For those still clinging to quaint notions of the American ideal, these have been a faith-shaking 10 years. Just as evolutionary science once got in the way of creationists’ catechism, so has politics now undermined patriots’ naive belief that the United States is a functioning democracy.
The 21st century opened with a handful of Supreme Court puppets appointing George W. Bush president after he lost the popular vote—and we all know the costs in blood and treasure that insult wrought. Now, the decade closes with another cabal of stooges assaulting the “one person, one vote” principle—and potentially bringing about another disaster.
Here we have a major congressional push to fix a health care system that leaves one-sixth of the country without coverage. Here we have 535 House and Senate delegates elected to give all 300 million of us a voice in the solution. And here we have just 13 of those delegates holding the initiative hostage.
In the Senate, both parties have outsourced health care legislation to six Finance Committee lawmakers: Max Baucus, D-Mont.; Kent Conrad, D-N.D.; Jeff Bingaman, D-N.M.; Mike Enzi, R-Wyo.; Charles Grassley, R-Iowa, and Olympia Snowe, R-Maine. The group recently announced it is rejecting essential provisions like a public insurance option that surveys show the public supports. Meanwhile, seven mostly Southern House Democrats have been threatening to use their Commerce Committee votes to gut any health care bill, regardless of what the American majority wants.
This, however, isn’t about the majority. These lawmakers, hailing mostly from small states and rural areas, together represent only 13 million people, meaning those speaking for just 4 percent of America are maneuvering to impose their health care will on the other 96 percent of us.
Census figures show that the poverty rates are far higher and per capita incomes far lower in the 13 legislators’ specific districts than in the nation as a whole. Put another way, these politicians represent exactly the kinds of districts whose constituents would most benefit from universal health care. So why are they leading the fight to stop—rather than pass—reform?
Because when tyranny mixes with legalized bribery, constituents’ economic concerns stop mattering.
Thanks to our undemocratic system and our corrupt campaign finance laws, the health care industry doesn’t have to fight a 50-state battle. It can simply buy a tiny group of congresspeople, which is what it’s done. According to the Center for Responsive Politics, health interests have given these 13 members of Congress $12 million in campaign contributions—a massive sum further enhanced by geography.
Remember, politicians trade favors for re-election support—and the best way to ensure re-election is to raise money for TV airtime (read: commercials). In rural America, that airtime is comparatively cheap because the audience is relatively small. Thus, campaign contributions to rural politicians like these 13 buy more commercials—and, consequently, more political loyalty.

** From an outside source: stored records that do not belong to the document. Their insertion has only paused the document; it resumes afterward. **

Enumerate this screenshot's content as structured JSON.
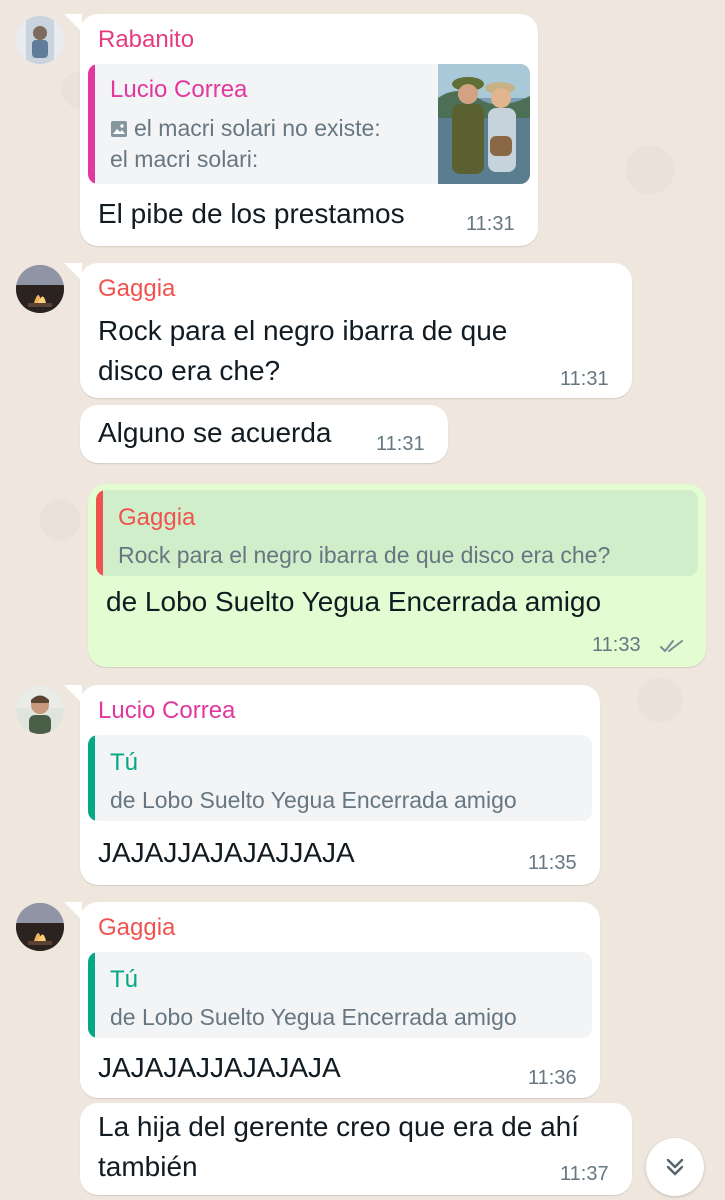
{
  "messages": [
    {
      "sender": "Rabanito",
      "quote": {
        "name": "Lucio Correa",
        "text": "el macri solari no existe:\nel macri solari:"
      },
      "text": "El pibe de los prestamos",
      "time": "11:31"
    },
    {
      "sender": "Gaggia",
      "text": "Rock para el negro ibarra de que\ndisco era che?",
      "time": "11:31"
    },
    {
      "text": "Alguno se acuerda",
      "time": "11:31"
    },
    {
      "quote": {
        "name": "Gaggia",
        "text": "Rock para el negro ibarra de que disco era che?"
      },
      "text": "de Lobo Suelto Yegua Encerrada amigo",
      "time": "11:33"
    },
    {
      "sender": "Lucio Correa",
      "quote": {
        "name": "Tú",
        "text": "de Lobo Suelto Yegua Encerrada amigo"
      },
      "text": "JAJAJJAJAJAJJAJA",
      "time": "11:35"
    },
    {
      "sender": "Gaggia",
      "quote": {
        "name": "Tú",
        "text": "de Lobo Suelto Yegua Encerrada amigo"
      },
      "text": "JAJAJAJJAJAJAJA",
      "time": "11:36"
    },
    {
      "text": "La hija del gerente creo que era de ahí\ntambién",
      "time": "11:37"
    }
  ],
  "colors": {
    "rabanito": "#e33d7f",
    "lucio": "#e0389f",
    "gaggia": "#ef5350",
    "you": "#05a884",
    "outgoing_bubble": "#e3fcd2",
    "incoming_bubble": "#ffffff",
    "meta_text": "#667781",
    "read_ticks": "#7d8d96"
  },
  "icons": {
    "quoted_photo": "image-icon",
    "message_status": "double-check-icon",
    "scroll_down": "double-chevron-down-icon"
  }
}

The end result is an amplifier of tyranny: Precisely because the undemocratic system unduly empowers legislators from sparsely populated (and hence cheap) media markets, industry cash can more easily purchase tyrannical obstruction from those same legislators. In this case, that means congresspeople blocking health care reform that would most help their own voters.
Of course, there is talk of circumventing the 13 obstructionists and forcing a vote of the full Congress that cannot be filibustered. Inside the Washington palace, the media court jesters and political aides-de-camp have reacted to such plans by raising predictable charges of improper procedure, poor manners, bad etiquette and other Versailles transgressions.
But the real crime would be letting the tyrants block that vote, trample democracy and kill health care reform in the process.